Kur’an-ı Kerim ve sünnet-i şerifede teşri’ için varid olan nasların ekseriyeti “ibaratü’n-nas” yolu ile hükümlere delalet eder. Mesela “Akidleri tam ifa ediniz” ve “Satıcı ve müşteri ayrılmadıkça muhayyerdirler” hadisi şerifi bu kabildendir. Nassın ibaresinin delaleti harici manialardan tecerrüd ettiği zaman kat’i hüküm ifade eder. Buna göre eğer nass tahsis edilmiş amm ise delalet zanni olur, kat’i olmaz.
1.1.2.1.2 Nassın İşareti
Bu sözün ne asaleten ne teb’an maksud olmayan lakin sözün bizzat ifade etmek için söylendiği ma’nanın yani lafızdan ilk anlaşılan ma’nanın lazımı olan bir ma’naya delalet etmesidir. Ve nassın, sözün siyakından maksud olmayan, doğrudan kastedilmeyen bir ma’naya delaleti, ibare ile değil işaretle olur. İşte bu ma’na iltizami yani nassdan ilk bakışta anlaşılan asli hüküm için lazım olan bir ma’nadır .
 
Mesela “Oruç gecesinde kadınlarınıza yaklaşmak size helal kılındı” Ayeti ibaresiyle ramazanda fecre kadar gecenin her cüzünde münasebette bulunmanın mubah olduğuna, işaretiyle de oruç halinde cünüp olarak sabahlamanın caiz olduğuna delalet eder. Çünkü fecre kadar münasebetin mubah olması kişi cünüp iken fecrin üzerine doğması demektir. İşte bu ma’na Ayetin siyakında maksud değildir, ancak bu, maksud olan ma’na için ay¬rılmaz bir ma’nadır.
 
İbarenin delaleti ile işaretin delaleti tearuz ederse, ibaresiyle sabit olan hü¬küm işaretiyyle sabit olan hükme tercih edilir, çünkü o daha kuvvetlidir. Mesela “Kısas size farz kılındı” nassı ibaresiyle amden öldürene kısasın farz olduğuna delalet ederken “Amden adam öldürenin cezası cehennemde ebedi kalmaktır” nassı da işaretiyle uhrevi ceza ile iktifa edilerek kısasın terkinin caiz olduğuna delalet etmektedir. Ancak birinci hüküm takdim edilerek kısas tatbik edilir. İşaretin delaleti de ibarenin delaleti gibi kat’i hüküm ifade eder. 
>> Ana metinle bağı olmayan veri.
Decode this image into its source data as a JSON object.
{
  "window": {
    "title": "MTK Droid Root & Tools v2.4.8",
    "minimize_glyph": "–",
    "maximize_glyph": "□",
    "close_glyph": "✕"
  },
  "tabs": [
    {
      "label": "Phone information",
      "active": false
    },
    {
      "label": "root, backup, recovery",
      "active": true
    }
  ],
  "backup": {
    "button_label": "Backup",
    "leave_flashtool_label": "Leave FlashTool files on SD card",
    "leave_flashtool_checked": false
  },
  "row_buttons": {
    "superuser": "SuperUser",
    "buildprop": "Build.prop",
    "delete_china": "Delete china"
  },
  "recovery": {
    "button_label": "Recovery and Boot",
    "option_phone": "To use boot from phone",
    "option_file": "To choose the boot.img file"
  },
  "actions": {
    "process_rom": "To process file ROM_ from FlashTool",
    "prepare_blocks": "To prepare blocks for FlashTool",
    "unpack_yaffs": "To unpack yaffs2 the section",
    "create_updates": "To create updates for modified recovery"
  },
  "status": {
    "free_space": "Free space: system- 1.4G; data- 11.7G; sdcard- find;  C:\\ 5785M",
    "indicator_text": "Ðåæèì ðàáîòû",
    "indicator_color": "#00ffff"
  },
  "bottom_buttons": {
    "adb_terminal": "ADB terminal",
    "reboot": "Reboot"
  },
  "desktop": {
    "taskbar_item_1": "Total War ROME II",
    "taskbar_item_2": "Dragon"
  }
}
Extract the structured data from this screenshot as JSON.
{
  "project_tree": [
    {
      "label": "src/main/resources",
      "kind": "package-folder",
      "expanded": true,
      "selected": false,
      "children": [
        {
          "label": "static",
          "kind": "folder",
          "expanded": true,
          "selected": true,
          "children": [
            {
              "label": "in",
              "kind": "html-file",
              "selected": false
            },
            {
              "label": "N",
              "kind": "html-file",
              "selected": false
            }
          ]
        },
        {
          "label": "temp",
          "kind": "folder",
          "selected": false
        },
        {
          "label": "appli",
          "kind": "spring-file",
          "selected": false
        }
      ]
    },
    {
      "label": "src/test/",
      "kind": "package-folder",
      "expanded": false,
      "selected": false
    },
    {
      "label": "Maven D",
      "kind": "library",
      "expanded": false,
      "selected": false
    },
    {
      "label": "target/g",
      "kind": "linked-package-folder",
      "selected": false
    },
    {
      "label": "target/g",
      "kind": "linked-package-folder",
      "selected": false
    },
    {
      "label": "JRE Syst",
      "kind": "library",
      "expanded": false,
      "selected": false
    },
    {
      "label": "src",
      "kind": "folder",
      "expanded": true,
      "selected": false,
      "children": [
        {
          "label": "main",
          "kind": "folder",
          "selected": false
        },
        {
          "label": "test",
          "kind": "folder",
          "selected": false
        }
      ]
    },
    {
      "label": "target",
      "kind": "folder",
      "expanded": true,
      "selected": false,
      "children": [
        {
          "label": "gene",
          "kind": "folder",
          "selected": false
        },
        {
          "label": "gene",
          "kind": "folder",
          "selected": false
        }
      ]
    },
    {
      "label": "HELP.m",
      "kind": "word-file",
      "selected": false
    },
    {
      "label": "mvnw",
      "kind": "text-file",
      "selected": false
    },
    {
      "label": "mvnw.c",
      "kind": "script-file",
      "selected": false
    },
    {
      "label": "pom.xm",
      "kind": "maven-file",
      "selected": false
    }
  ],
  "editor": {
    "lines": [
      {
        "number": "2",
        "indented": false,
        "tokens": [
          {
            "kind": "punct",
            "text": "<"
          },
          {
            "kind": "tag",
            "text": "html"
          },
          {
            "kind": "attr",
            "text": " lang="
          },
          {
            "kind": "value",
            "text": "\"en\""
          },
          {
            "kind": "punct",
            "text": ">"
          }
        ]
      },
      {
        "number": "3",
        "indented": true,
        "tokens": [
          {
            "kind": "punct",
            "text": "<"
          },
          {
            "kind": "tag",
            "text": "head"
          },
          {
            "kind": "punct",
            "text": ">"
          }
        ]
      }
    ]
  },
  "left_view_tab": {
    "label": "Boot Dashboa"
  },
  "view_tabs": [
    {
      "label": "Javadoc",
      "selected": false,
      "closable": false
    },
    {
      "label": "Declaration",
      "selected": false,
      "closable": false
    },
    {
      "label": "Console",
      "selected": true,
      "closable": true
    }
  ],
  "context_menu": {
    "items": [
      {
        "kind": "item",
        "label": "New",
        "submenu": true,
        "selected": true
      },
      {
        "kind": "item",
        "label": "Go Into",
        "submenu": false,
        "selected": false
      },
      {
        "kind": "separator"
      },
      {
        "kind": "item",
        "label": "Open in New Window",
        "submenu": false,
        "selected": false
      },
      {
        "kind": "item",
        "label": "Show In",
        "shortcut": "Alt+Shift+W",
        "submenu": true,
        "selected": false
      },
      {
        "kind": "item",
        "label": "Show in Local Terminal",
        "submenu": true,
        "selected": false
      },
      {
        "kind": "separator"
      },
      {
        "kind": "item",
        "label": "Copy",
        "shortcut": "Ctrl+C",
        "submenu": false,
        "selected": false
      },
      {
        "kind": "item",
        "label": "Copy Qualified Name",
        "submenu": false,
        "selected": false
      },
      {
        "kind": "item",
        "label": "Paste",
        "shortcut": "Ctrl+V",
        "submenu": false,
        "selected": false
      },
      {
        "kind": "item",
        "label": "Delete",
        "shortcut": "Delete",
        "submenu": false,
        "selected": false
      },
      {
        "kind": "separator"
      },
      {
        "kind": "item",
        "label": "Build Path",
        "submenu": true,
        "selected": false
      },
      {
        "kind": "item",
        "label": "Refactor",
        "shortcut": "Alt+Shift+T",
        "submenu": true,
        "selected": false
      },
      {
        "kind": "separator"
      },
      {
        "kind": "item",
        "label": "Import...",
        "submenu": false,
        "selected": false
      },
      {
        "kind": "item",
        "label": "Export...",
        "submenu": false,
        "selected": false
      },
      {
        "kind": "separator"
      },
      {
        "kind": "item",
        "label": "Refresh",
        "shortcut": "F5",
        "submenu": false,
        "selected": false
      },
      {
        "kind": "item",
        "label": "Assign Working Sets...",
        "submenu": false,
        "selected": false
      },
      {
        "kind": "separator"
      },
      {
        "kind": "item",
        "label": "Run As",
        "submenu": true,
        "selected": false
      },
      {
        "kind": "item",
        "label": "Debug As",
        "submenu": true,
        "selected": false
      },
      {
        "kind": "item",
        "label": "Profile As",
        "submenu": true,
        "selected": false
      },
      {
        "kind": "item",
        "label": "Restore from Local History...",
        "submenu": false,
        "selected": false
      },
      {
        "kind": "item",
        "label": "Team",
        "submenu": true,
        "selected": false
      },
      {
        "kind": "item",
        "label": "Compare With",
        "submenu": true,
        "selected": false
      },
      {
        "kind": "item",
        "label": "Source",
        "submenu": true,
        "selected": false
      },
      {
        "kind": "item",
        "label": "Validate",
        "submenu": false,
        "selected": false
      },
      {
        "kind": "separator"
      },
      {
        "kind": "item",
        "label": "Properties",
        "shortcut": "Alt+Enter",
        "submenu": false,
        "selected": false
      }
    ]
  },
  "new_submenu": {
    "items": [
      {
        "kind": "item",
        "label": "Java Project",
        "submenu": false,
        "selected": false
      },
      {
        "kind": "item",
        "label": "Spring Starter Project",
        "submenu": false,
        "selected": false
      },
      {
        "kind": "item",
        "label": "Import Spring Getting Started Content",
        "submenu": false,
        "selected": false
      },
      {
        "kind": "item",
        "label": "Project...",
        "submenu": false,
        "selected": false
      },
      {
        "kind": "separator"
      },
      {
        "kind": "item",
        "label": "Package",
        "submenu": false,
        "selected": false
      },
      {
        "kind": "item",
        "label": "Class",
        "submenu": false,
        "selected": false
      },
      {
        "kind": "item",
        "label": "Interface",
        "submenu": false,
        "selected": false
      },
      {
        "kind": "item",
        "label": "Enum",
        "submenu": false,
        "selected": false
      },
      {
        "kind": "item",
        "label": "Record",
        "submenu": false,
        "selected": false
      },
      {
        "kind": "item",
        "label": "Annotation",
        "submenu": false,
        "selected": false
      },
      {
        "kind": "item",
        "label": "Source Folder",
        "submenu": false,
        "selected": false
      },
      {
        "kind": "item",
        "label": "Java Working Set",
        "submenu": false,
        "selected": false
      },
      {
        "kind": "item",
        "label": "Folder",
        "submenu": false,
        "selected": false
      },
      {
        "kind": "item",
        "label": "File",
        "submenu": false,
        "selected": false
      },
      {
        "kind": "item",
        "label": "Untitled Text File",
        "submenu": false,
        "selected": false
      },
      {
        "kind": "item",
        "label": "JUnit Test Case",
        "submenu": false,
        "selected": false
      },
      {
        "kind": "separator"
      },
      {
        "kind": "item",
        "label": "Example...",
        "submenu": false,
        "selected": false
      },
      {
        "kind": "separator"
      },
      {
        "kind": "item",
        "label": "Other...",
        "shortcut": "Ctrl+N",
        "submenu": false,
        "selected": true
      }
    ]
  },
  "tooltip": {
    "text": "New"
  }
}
Bediüzzaman bu nassın ibaresine ma’nay-i sarih yani açık ma’na demekte ve bu kaideyi nassın işareti yani ma’nay-i işarisi ile birlikte şöyle kullanmaktadır: 
İşte o pek acib ve çok hazin halette iken, iman ve Kur’andan gelen bir mededle Ayeti imdadıma yetişti ve gayet emniyetli ve selametli bir gemi hükmüne geçti. Ruh, Kemal-i emniyetle ve sürurla o Ayetin içine girdi. Evet, anladım ki: Ayetin ma’nayı sarihinden başka bir ma’nayı İşarisi, beni teselli etti ki, sükunet buldum ve Sekinet verdi.
 
Evet, nasıl ki ma’nay-ı sarihi, Resul-i Ekrem Aleyhissalatü Vesselam’a der: “Eğer ehl-i dalalet arka verip senin Şeriat ve Sünnetinden i’raz edip Kur’anı dinlemeseler, merak etme! Ve de ki: Cenab-ı Hak bana kafidir. Ona tevekkül ediyorum. Sizin yerlerinize ittiba edecekleri yetiştirir. Taht-ı saltanatı herşeyi muhittir. Ne asiler, hududundan kaçabilirler ve ne de istimdad edenler mededsiz kalırlar!” 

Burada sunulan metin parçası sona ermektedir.